After doing a few doodles of fungi zombies I wanted to draw some more finished zombie designs for my comic. I wanted to sketch them and do black line art but I found that using a pen over my blue pencil usually clogs up the pen and ruins the pen. So I tried a different approach and took inspiration from my work using the lightbox. I sketched on my usual sketchbook paper and then layered over a thin Layout Paper that would allow me to see the sketch marks through the paper.
I used a mixture of gel pen and Pentel brush pen. And I LOVE IT! The brush pen is something that Ceri introduced me to and I have been practicing with it in my little observational book I take everywhere. It can do really thin lines all the way to big black areas, so I create a lot of contrast by adding lots of dark.
I've drawn the zombies with patches of fungi on them, the patches are round and I imagine them to have the texture of curdled milk blobs. The protruding blobs can create an interesting silhouettes that are unsettling, from afar the zombie might look like they have a huge head or a huge hunchback.

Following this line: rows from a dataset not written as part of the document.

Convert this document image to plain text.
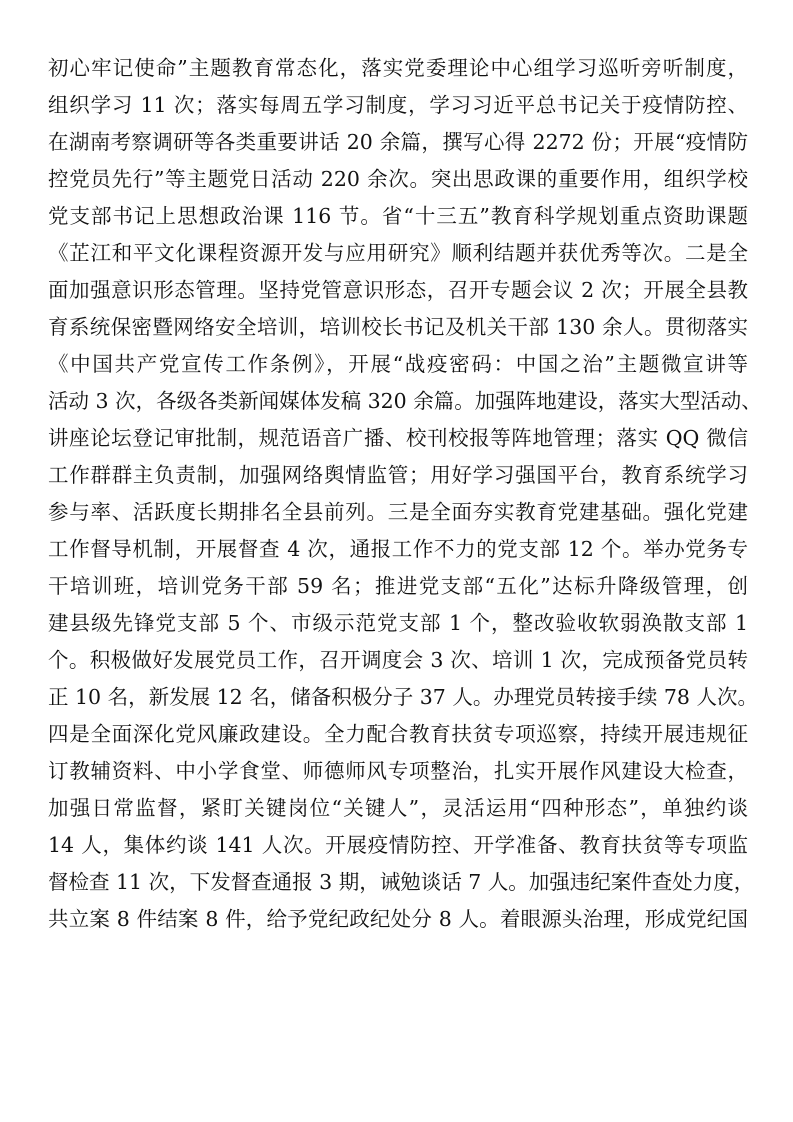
初心牢记使命”主题教育常态化，落实党委理论中心组学习巡听旁听制度，
组织学习 11 次；落实每周五学习制度，学习习近平总书记关于疫情防控、
在湖南考察调研等各类重要讲话 20 余篇，撰写心得 2272 份；开展“疫情防
控党员先行”等主题党日活动 220 余次。突出思政课的重要作用，组织学校
党支部书记上思想政治课 116 节。省“十三五”教育科学规划重点资助课题
《芷江和平文化课程资源开发与应用研究》顺利结题并获优秀等次。二是全
面加强意识形态管理。坚持党管意识形态，召开专题会议 2 次；开展全县教
育系统保密暨网络安全培训，培训校长书记及机关干部 130 余人。贯彻落实
《中国共产党宣传工作条例》，开展“战疫密码：中国之治”主题微宣讲等
活动 3 次，各级各类新闻媒体发稿 320 余篇。加强阵地建设，落实大型活动、
讲座论坛登记审批制，规范语音广播、校刊校报等阵地管理；落实 QQ 微信
工作群群主负责制，加强网络舆情监管；用好学习强国平台，教育系统学习
参与率、活跃度长期排名全县前列。三是全面夯实教育党建基础。强化党建
工作督导机制，开展督查 4 次，通报工作不力的党支部 12 个。举办党务专
干培训班，培训党务干部 59 名；推进党支部“五化”达标升降级管理，创
建县级先锋党支部 5 个、市级示范党支部 1 个，整改验收软弱涣散支部 1
个。积极做好发展党员工作，召开调度会 3 次、培训 1 次，完成预备党员转
正 10 名，新发展 12 名，储备积极分子 37 人。办理党员转接手续 78 人次。
四是全面深化党风廉政建设。全力配合教育扶贫专项巡察，持续开展违规征
订教辅资料、中小学食堂、师德师风专项整治，扎实开展作风建设大检查，
加强日常监督，紧盯关键岗位“关键人”，灵活运用“四种形态”，单独约谈
14 人，集体约谈 141 人次。开展疫情防控、开学准备、教育扶贫等专项监
督检查 11 次，下发督查通报 3 期，诫勉谈话 7 人。加强违纪案件查处力度，
共立案 8 件结案 8 件，给予党纪政纪处分 8 人。着眼源头治理，形成党纪国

I also found that on the first couple pages of zombie drawings I had only drawn men. :| Which is not inclusive and goes against everything I wrote for the visual culture project (all about the representation of women in horror). So on the next page I settled on fixing this issue and drew lots of female zombies, this also got me thinking about all the different body types that I should show in my comic.

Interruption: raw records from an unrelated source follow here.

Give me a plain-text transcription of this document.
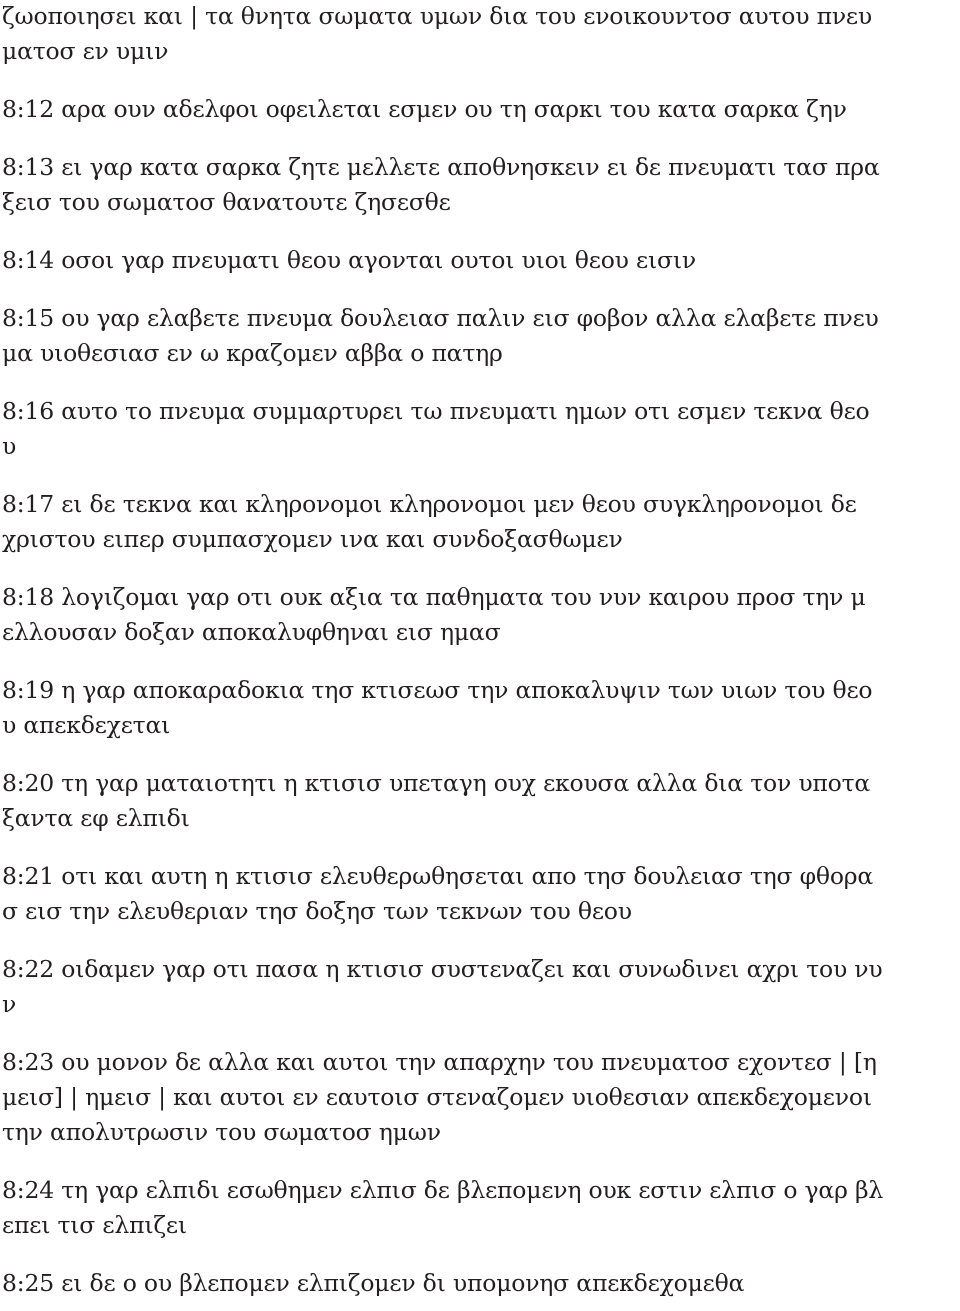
ζωοποιησει και | τα θνητα σωματα υμων δια του ενοικουντοσ αυτου πνευ
ματοσ εν υμιν
8:12 αρα ουν αδελφοι οφειλεται εσμεν ου τη σαρκι του κατα σαρκα ζην
8:13 ει γαρ κατα σαρκα ζητε μελλετε αποθνησκειν ει δε πνευματι τασ πρα
ξεισ του σωματοσ θανατουτε ζησεσθε
8:14 οσοι γαρ πνευματι θεου αγονται ουτοι υιοι θεου εισιν
8:15 ου γαρ ελαβετε πνευμα δουλειασ παλιν εισ φοβον αλλα ελαβετε πνευ
μα υιοθεσιασ εν ω κραζομεν αββα ο πατηρ
8:16 αυτο το πνευμα συμμαρτυρει τω πνευματι ημων οτι εσμεν τεκνα θεο
υ
8:17 ει δε τεκνα και κληρονομοι κληρονομοι μεν θεου συγκληρονομοι δε
χριστου ειπερ συμπασχομεν ινα και συνδοξασθωμεν
8:18 λογιζομαι γαρ οτι ουκ αξια τα παθηματα του νυν καιρου προσ την μ
ελλουσαν δοξαν αποκαλυφθηναι εισ ημασ
8:19 η γαρ αποκαραδοκια τησ κτισεωσ την αποκαλυψιν των υιων του θεο
υ απεκδεχεται
8:20 τη γαρ ματαιοτητι η κτισισ υπεταγη ουχ εκουσα αλλα δια τον υποτα
ξαντα εφ ελπιδι
8:21 οτι και αυτη η κτισισ ελευθερωθησεται απο τησ δουλειασ τησ φθορα
σ εισ την ελευθεριαν τησ δοξησ των τεκνων του θεου
8:22 οιδαμεν γαρ οτι πασα η κτισισ συστεναζει και συνωδινει αχρι του νυ
ν
8:23 ου μονον δε αλλα και αυτοι την απαρχην του πνευματοσ εχοντεσ | [η
μεισ] | ημεισ | και αυτοι εν εαυτοισ στεναζομεν υιοθεσιαν απεκδεχομενοι
την απολυτρωσιν του σωματοσ ημων
8:24 τη γαρ ελπιδι εσωθημεν ελπισ δε βλεπομενη ουκ εστιν ελπισ ο γαρ βλ
επει τισ ελπιζει
8:25 ει δε ο ου βλεπομεν ελπιζομεν δι υπομονησ απεκδεχομεθα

This is also a good place to mention the nakedness of my zombies. I want the reader to be a bit unsettled and uncomfortable with the zombies and I thought them being naked would be a good way to do that, I also thought that its a good way to nod to how long the apocalypse has been going for (a while) and could also hint to the zombie ant fungi and the zombies needing the optimal conditions to grow and spread fungi (which would be to have no clothes covering the skin where the fungi is growing all over them).